Hospital‐level DSH allocations also bear little relationship to a hospital’s financial health. For example, in FY2017, St Vincent Hospital & Health Care in Indiana had a net revenue of $268 million. It also received $26 million in DSH payments, amounting to 2% of its total revenue for that year. Another example is OhioHealth Corporation Grant Riverside, which in FY2018 had a net revenue of $527 million. Yet, in FY2018 this hospital system also received $43 million in DSH payments, or 1 percent of its total revenue for that fiscal year. Neither payment was necessary for the continued financial viability of both hospital systems. As such, these subsidies reduce the funds available to support DSHs who are struggling financially.
Possible Reforms
Congress needs to reform the DSH program to minimize waste and fraud. They have three policy options to achieve this aim:
Congress should start by recalculating state‐level allocations. Specifically, Congress should solely link DSH funding levels with the amount of uncompensated Medicaid and uninsured care. This reform would ensure that more DSH funds are going to states that need them.

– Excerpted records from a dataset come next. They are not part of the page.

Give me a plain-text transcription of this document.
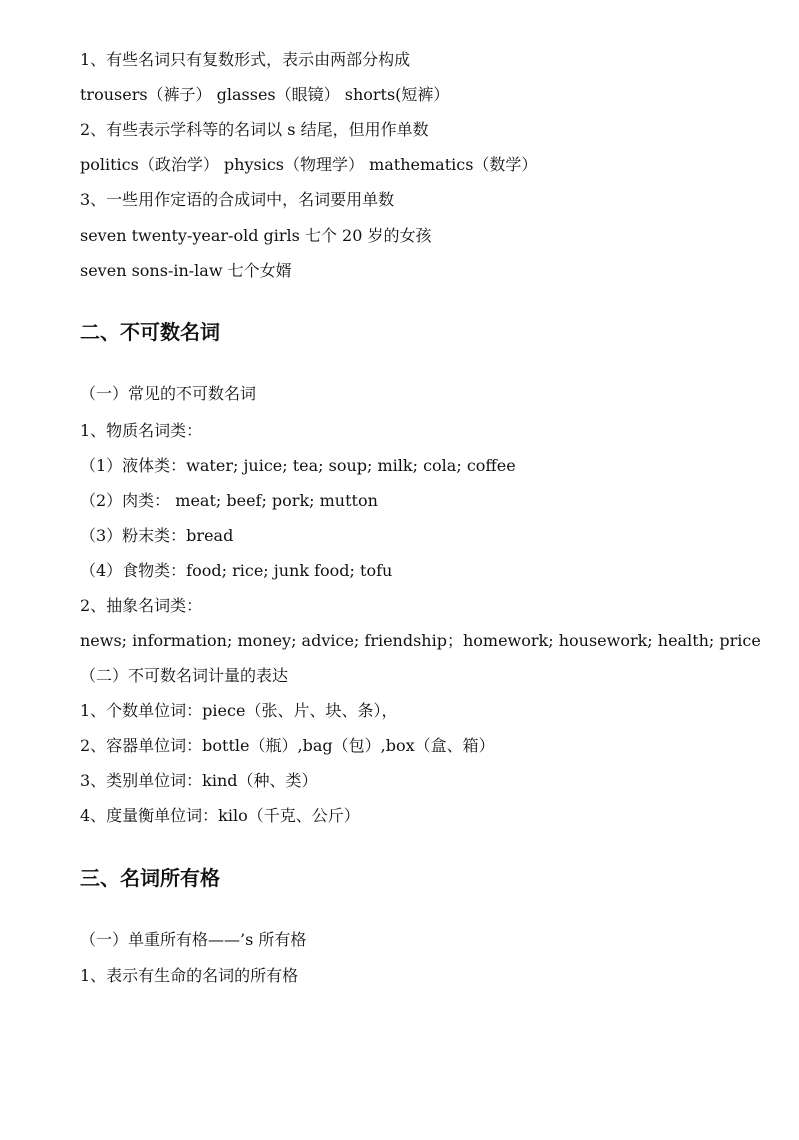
1、有些名词只有复数形式，表示由两部分构成
trousers（裤子） glasses（眼镜） shorts(短裤）
2、有些表示学科等的名词以 s 结尾，但用作单数
politics（政治学） physics（物理学） mathematics（数学）
3、一些用作定语的合成词中，名词要用单数
seven twenty-year-old girls 七个 20 岁的女孩
seven sons-in-law 七个女婿
二、不可数名词
（一）常见的不可数名词
1、物质名词类：
（1）液体类：water; juice; tea; soup; milk; cola; coffee
（2）肉类： meat; beef; pork; mutton
（3）粉末类：bread
（4）食物类：food; rice; junk food; tofu
2、抽象名词类：
news; information; money; advice; friendship；homework; housework; health; price
（二）不可数名词计量的表达
1、个数单位词：piece（张、片、块、条），
2、容器单位词：bottle（瓶）,bag（包）,box（盒、箱）
3、类别单位词：kind（种、类）
4、度量衡单位词：kilo（千克、公斤）
三、名词所有格
（一）单重所有格——’s 所有格
1、表示有生命的名词的所有格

Current federal legislation specifies that states must use their general funds to finance at least 40 percent of their nonfederal Medicaid share. This means that states could use hospital/provider taxes to finance (at most) 60 percent of their nonfederal Medicaid share. Congress should increase this general revenue threshold to 100 percent. This would ensure that states pay for the care they receive and do not abuse federal matching rules.
Current federal laws allow states to ensure hospitals receive full or partial reimbursement of taxes if the tax amount is below 6 percent of net patient revenue. A 2021 MACPAC analysis found that 32 states levied hospital/provider taxes that were between 5.5–6 percent of total net patient revenue. This shows that states are still taking advantage of the 6 percent loophole to convince hospitals to pay taxes and thus obtain more federal funds. Congress should eliminate this loophole.

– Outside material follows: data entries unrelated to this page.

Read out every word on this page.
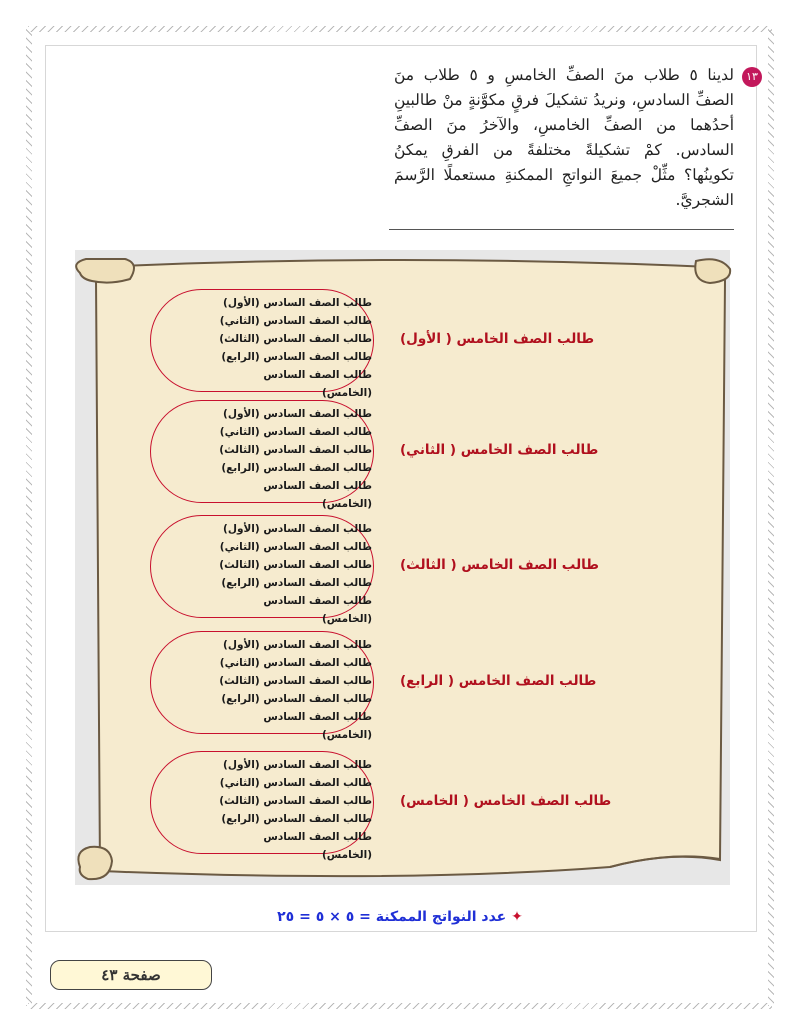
١٣
لدينا ٥ طلاب منَ الصفِّ الخامسِ و ٥ طلاب منَ الصفِّ السادسِ، ونريدُ تشكيلَ فرقٍ مكوَّنةٍ منْ طالبينِ أحدُهما من الصفِّ الخامسِ، والآخرُ منَ الصفِّ السادس. كمْ تشكيلةً مختلفةً من الفرقِ يمكنُ تكوينُها؟ مثِّلْ جميعَ النواتجِ الممكنةِ مستعملًا الرَّسمَ الشجريَّ.
طالب الصف السادس (الأول)
طالب الصف السادس (الثاني)
طالب الصف السادس (الثالث)
طالب الصف السادس (الرابع)
طالب الصف السادس (الخامس)
طالب الصف الخامس ( الأول)
طالب الصف السادس (الأول)
طالب الصف السادس (الثاني)
طالب الصف السادس (الثالث)
طالب الصف السادس (الرابع)
طالب الصف السادس (الخامس)
طالب الصف الخامس ( الثاني)
طالب الصف السادس (الأول)
طالب الصف السادس (الثاني)
طالب الصف السادس (الثالث)
طالب الصف السادس (الرابع)
طالب الصف السادس (الخامس)
طالب الصف الخامس ( الثالث)
طالب الصف السادس (الأول)
طالب الصف السادس (الثاني)
طالب الصف السادس (الثالث)
طالب الصف السادس (الرابع)
طالب الصف السادس (الخامس)
طالب الصف الخامس ( الرابع)
طالب الصف السادس (الأول)
طالب الصف السادس (الثاني)
طالب الصف السادس (الثالث)
طالب الصف السادس (الرابع)
طالب الصف السادس (الخامس)
طالب الصف الخامس ( الخامس)
✦ عدد النواتج الممكنة = ٥ × ٥ = ٢٥
صفحة ٤٣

These proposed policy changes would ensure that the DSH program becomes more effective at helping financially struggling hospitals. Moreover, these (modest) proposals would also produce substantial cost savings: the Committee for a Responsible Federal Budget estimates that the latter two policy changes could produce $1.4 trillion in savings over ten years. In times of exploding federal deficits and deteriorating fiscal health, such policies may be financially prudent.
Ultimately, Medicaid needs to be turned into a block‐grant program. According to my colleague Michael F. Cannon, block‐granting Medicaid would “eliminate the perverse incentives that induce dependence, favor Medicaid and CHIP spending over other priorities, lead states to tolerate widespread fraud, and encourage states themselves to defraud federal taxpayers.”